You may have heard that I do not like to fly. Receiving this news approximately 8 hours before I was scheduled to board a flight to Dallas did not exactly sit well. The taxi arrived and the trunk popped open as I approached. The driver stepped out of the car, an older gentleman with a gray beard a thin black scarf wrapped about his head. He greeted me with a large smile and I said good morning. "It is a very good morning," he said. "A very good morning." I thought, but did not say, that I hoped he was right.
It was still dark when I retrieved my luggage from the trunk of the taxi. My pulse quickened as the stale airport air touched my nostrils. At the security check I watched a middle aged woman hold her elderly mother's hand and lead her toward the metal detector. The old woman touched her head, seemingly overwhelmed by the people, by the crush. A large man in a blue security uniform approached her and spoke in a pre-recorded manner. "Any metal implants. Hips, knees, other joints." Nearby, someone put a pair of crutches through the x-ray machine and I wondered if I would feel safer if I were made of metal.
I traveled down a long corridor on two moving walkways before reaching an escalator. I looked up as I stepped onto the escalator, and saw a sign at the very top of the moving stairs that read "Security Assured." There was something about this sign that put me at ease - bold, yellow letters on a black background made the message seem simple, yet delivered with confidence. For a moment I believed that my security really could be assured by the honest, professional people looking out for me. And then, just as I reached the apex of the escalator, I realized that it was actually an advertisement for anti-virus software.

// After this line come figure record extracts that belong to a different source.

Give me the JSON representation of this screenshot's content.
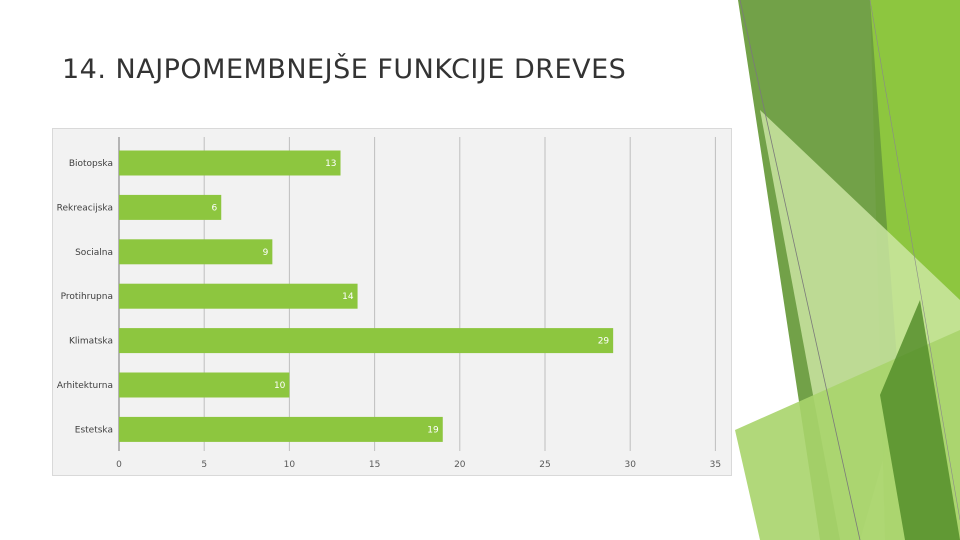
{
  "slide": {
    "title": "14. NAJPOMEMBNEJŠE FUNKCIJE DREVES"
  },
  "theme": {
    "bar_color": "#8dc63f",
    "panel_bg": "#f2f2f2",
    "grid_color": "#bfbfbf",
    "decor_colors": [
      "#6a9c3e",
      "#8dc63f",
      "#a9d46c",
      "#cfe8a8",
      "#4f8a25"
    ]
  },
  "chart_data": {
    "type": "bar",
    "orientation": "horizontal",
    "categories": [
      "Biotopska",
      "Rekreacijska",
      "Socialna",
      "Protihrupna",
      "Klimatska",
      "Arhitekturna",
      "Estetska"
    ],
    "values": [
      13,
      6,
      9,
      14,
      29,
      10,
      19
    ],
    "x_ticks": [
      "0",
      "5",
      "10",
      "15",
      "20",
      "25",
      "30",
      "35"
    ],
    "xlim": [
      0,
      35
    ],
    "grid": true,
    "data_labels": true
  }
}
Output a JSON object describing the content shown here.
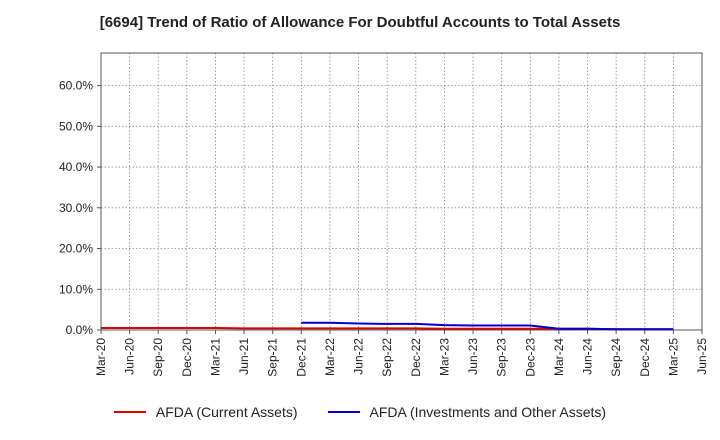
{
  "title": "[6694]  Trend of Ratio of Allowance For Doubtful Accounts to Total Assets",
  "chart_data": {
    "type": "line",
    "title": "[6694]  Trend of Ratio of Allowance For Doubtful Accounts to Total Assets",
    "xlabel": "",
    "ylabel": "",
    "ylim": [
      0,
      0.68
    ],
    "y_ticks": [
      0,
      0.1,
      0.2,
      0.3,
      0.4,
      0.5,
      0.6
    ],
    "y_tick_labels": [
      "0.0%",
      "10.0%",
      "20.0%",
      "30.0%",
      "40.0%",
      "50.0%",
      "60.0%"
    ],
    "grid": true,
    "legend": "bottom",
    "x_tick_labels": [
      "Mar-20",
      "Jun-20",
      "Sep-20",
      "Dec-20",
      "Mar-21",
      "Jun-21",
      "Sep-21",
      "Dec-21",
      "Mar-22",
      "Jun-22",
      "Sep-22",
      "Dec-22",
      "Mar-23",
      "Jun-23",
      "Sep-23",
      "Dec-23",
      "Mar-24",
      "Jun-24",
      "Sep-24",
      "Dec-24",
      "Mar-25",
      "Jun-25"
    ],
    "series": [
      {
        "name": "AFDA (Current Assets)",
        "color": "#dd0000",
        "x": [
          "Mar-20",
          "Jun-20",
          "Sep-20",
          "Dec-20",
          "Mar-21",
          "Jun-21",
          "Sep-21",
          "Dec-21",
          "Mar-22",
          "Jun-22",
          "Sep-22",
          "Dec-22",
          "Mar-23",
          "Jun-23",
          "Sep-23",
          "Dec-23",
          "Mar-24",
          "Jun-24",
          "Sep-24",
          "Dec-24",
          "Mar-25"
        ],
        "values": [
          0.005,
          0.005,
          0.005,
          0.005,
          0.005,
          0.004,
          0.004,
          0.004,
          0.004,
          0.004,
          0.004,
          0.004,
          0.003,
          0.003,
          0.003,
          0.003,
          0.003,
          0.003,
          0.002,
          0.002,
          0.002
        ]
      },
      {
        "name": "AFDA (Investments and Other Assets)",
        "color": "#0000cc",
        "x": [
          "Dec-21",
          "Mar-22",
          "Jun-22",
          "Sep-22",
          "Dec-22",
          "Mar-23",
          "Jun-23",
          "Sep-23",
          "Dec-23",
          "Mar-24",
          "Jun-24",
          "Sep-24",
          "Dec-24",
          "Mar-25"
        ],
        "values": [
          0.018,
          0.018,
          0.016,
          0.015,
          0.015,
          0.012,
          0.011,
          0.011,
          0.011,
          0.003,
          0.003,
          0.002,
          0.002,
          0.002
        ]
      }
    ]
  }
}
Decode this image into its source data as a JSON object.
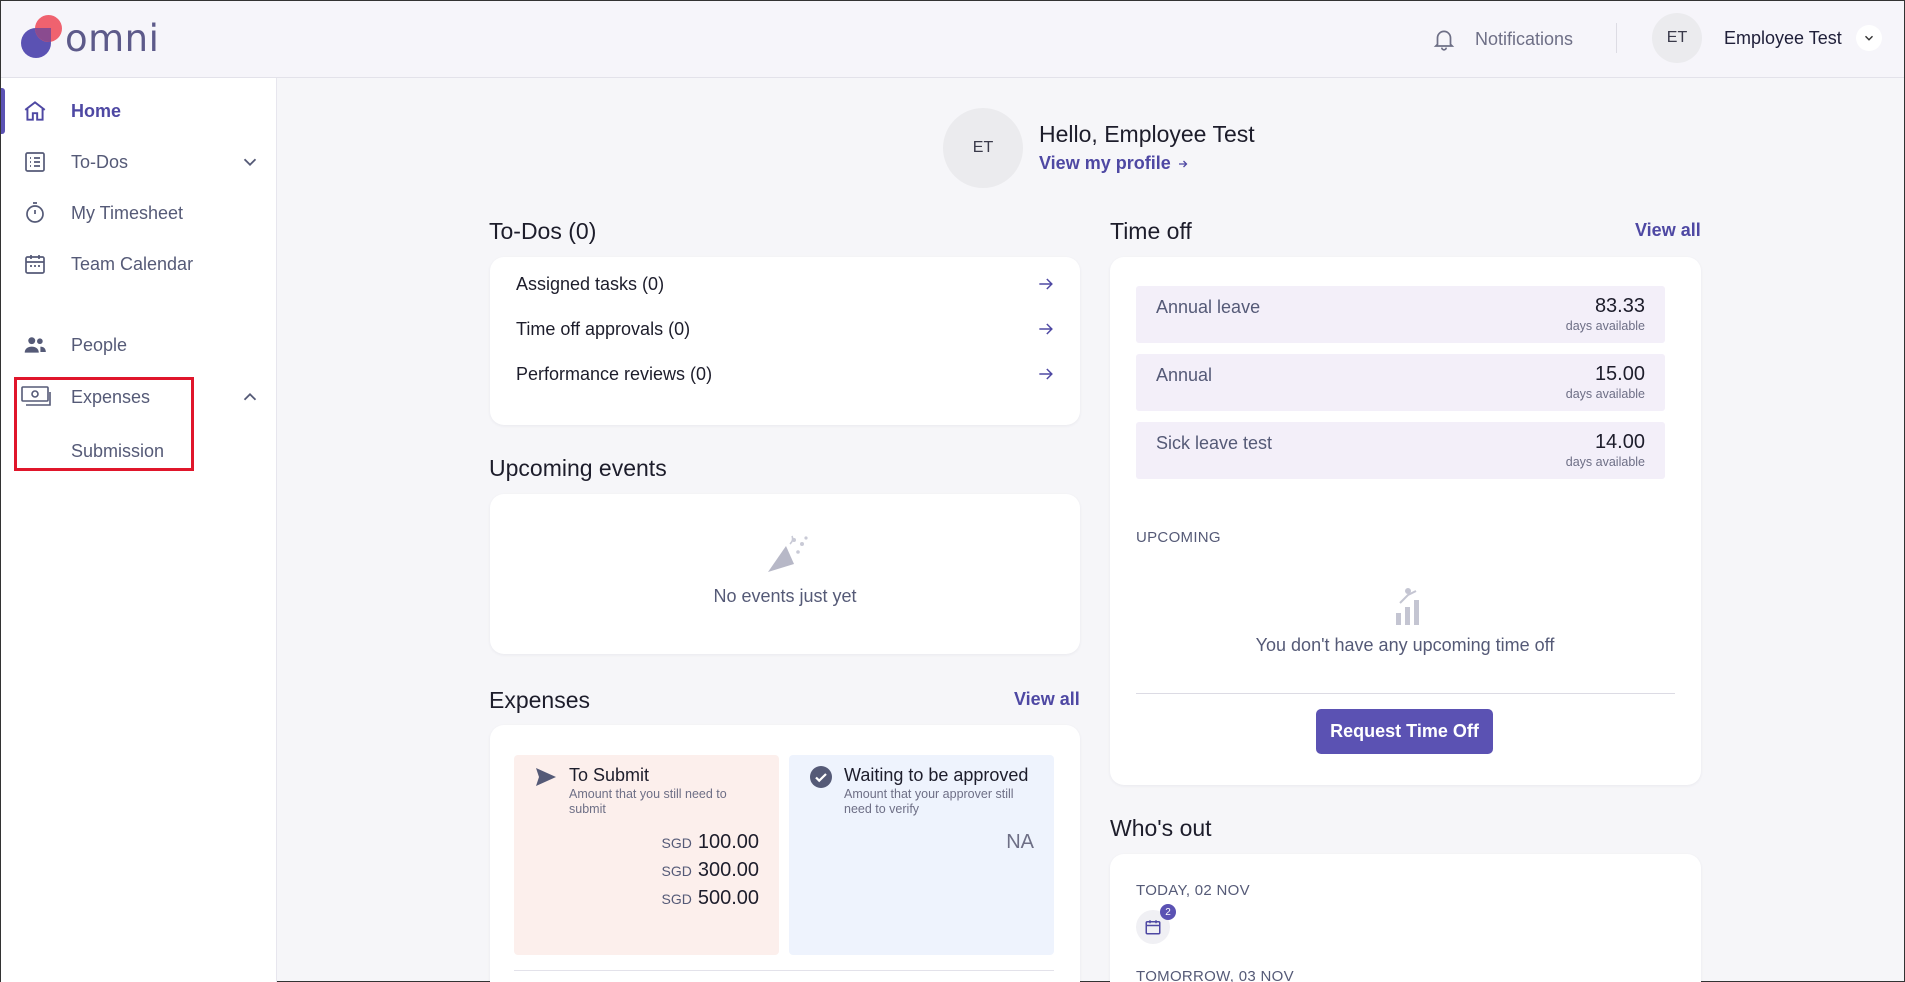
{
  "app": {
    "logo_text": "omni",
    "notifications_label": "Notifications",
    "user_initials": "ET",
    "user_name": "Employee Test"
  },
  "sidebar": {
    "items": [
      {
        "label": "Home",
        "icon": "home-icon",
        "active": true
      },
      {
        "label": "To-Dos",
        "icon": "checklist-icon",
        "expandable": true
      },
      {
        "label": "My Timesheet",
        "icon": "stopwatch-icon"
      },
      {
        "label": "Team Calendar",
        "icon": "calendar-icon"
      },
      {
        "label": "People",
        "icon": "people-icon"
      },
      {
        "label": "Expenses",
        "icon": "money-icon",
        "expanded": true
      }
    ],
    "expenses_sub": "Submission"
  },
  "greeting": {
    "initials": "ET",
    "title": "Hello, Employee Test",
    "profile_link": "View my profile"
  },
  "todos": {
    "title": "To-Dos (0)",
    "items": [
      "Assigned tasks (0)",
      "Time off approvals (0)",
      "Performance reviews (0)"
    ]
  },
  "events": {
    "title": "Upcoming events",
    "empty": "No events just yet"
  },
  "expenses": {
    "title": "Expenses",
    "view_all": "View all",
    "to_submit": {
      "title": "To Submit",
      "desc": "Amount that you still need to submit",
      "amounts": [
        {
          "currency": "SGD",
          "value": "100.00"
        },
        {
          "currency": "SGD",
          "value": "300.00"
        },
        {
          "currency": "SGD",
          "value": "500.00"
        }
      ]
    },
    "waiting": {
      "title": "Waiting to be approved",
      "desc": "Amount that your approver still need to verify",
      "value": "NA"
    }
  },
  "time_off": {
    "title": "Time off",
    "view_all": "View all",
    "leaves": [
      {
        "name": "Annual leave",
        "days": "83.33",
        "sub": "days available"
      },
      {
        "name": "Annual",
        "days": "15.00",
        "sub": "days available"
      },
      {
        "name": "Sick leave test",
        "days": "14.00",
        "sub": "days available"
      }
    ],
    "upcoming_label": "UPCOMING",
    "upcoming_empty": "You don't have any upcoming time off",
    "request_button": "Request Time Off"
  },
  "whos_out": {
    "title": "Who's out",
    "today_label": "TODAY, 02 NOV",
    "today_count": "2",
    "tomorrow_label": "TOMORROW, 03 NOV"
  },
  "colors": {
    "accent": "#5b52b3",
    "to_submit_bg": "#fcefec",
    "waiting_bg": "#eef3fd",
    "leave_row_bg": "#f3eff9",
    "highlight": "#e0162b"
  }
}
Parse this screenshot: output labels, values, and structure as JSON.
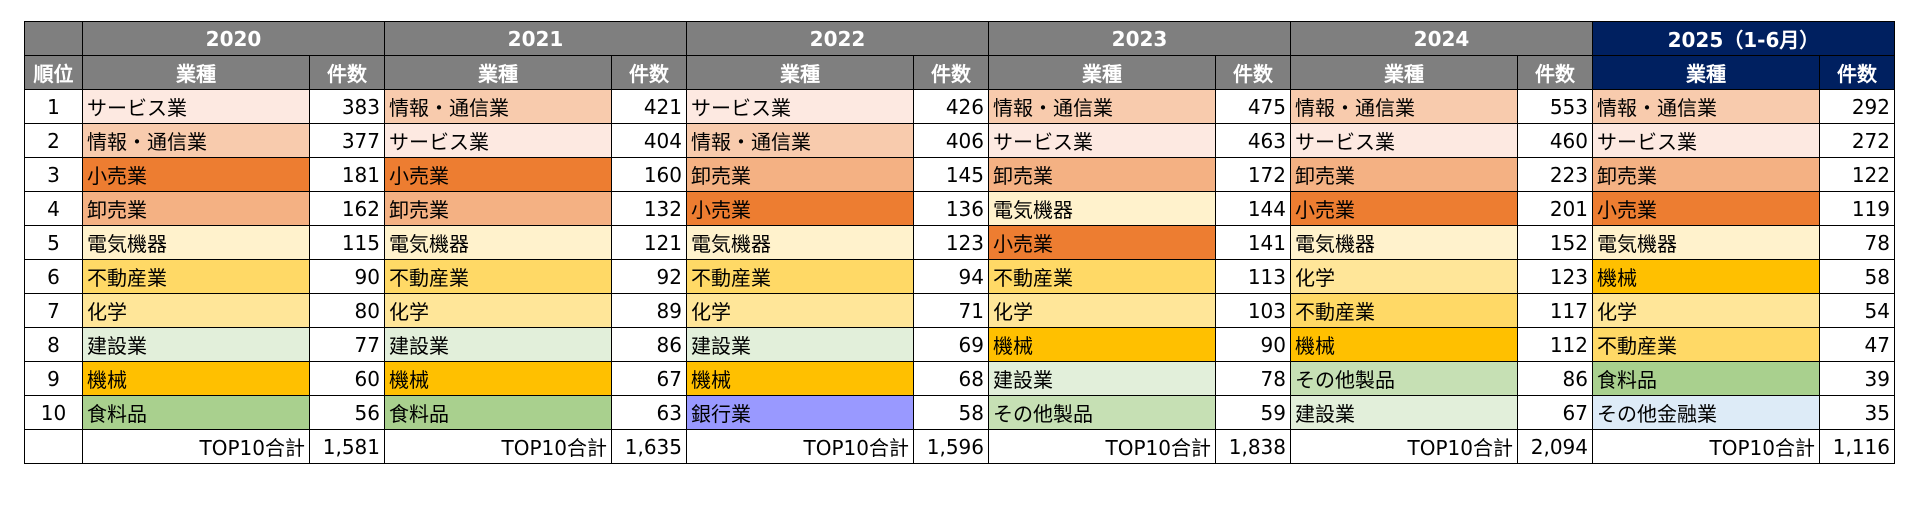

I arrived at my gate nearly two hours early. Although there were only a few people scattered about, a man wearing sandals and a spray-on tan sat entirely too close to me and attempted to strike up a conversation. He was heading home from Hawaii and began asking me how I thought he should use the $400 travel voucher he got from giving up his seat on his last flight. "Maybe Australia. How much do you think it costs to fly there right now? $1,000?" He had one of those voices that seems normal volume to him but not to anyone else who is at the airport at 5:30 a.m. I opened my laptop and tried to ignore him until a middle-aged man in a business suit with more tact than I sat near us, and the tanned guy took the cue and struck up a conversation with him instead.
An hour later, just before the initial boarding calls began, the tanned man looked up from his phone and said, to everyone and no one, "Oh my gosh! Did you guys know Osama Bin Laden is dead?" It was all I could do to keep myself from reaching over and strangling him with his own Hollister hoodie.
The plane bounced and shifted as we descended through gray clouds into Dallas, where it was colder than Chicago, and where the rain was pouring down hard. There was a curtain against the far wall of my hotel room, and I pulled one side of it back to reveal a floor-to-ceiling window. Through it I could see a parking garage and, behind that, planes taking off from the airport. I tried to pull back the other side of the curtain, but found that it was locked in place. I peeked behind it; a bare wall stood where I had assumed the floor-to-ceiling window would continue. I adjusted my tie in the mirror and stepped out of the room, on my way to a five-day exercise in being not quite what I really am.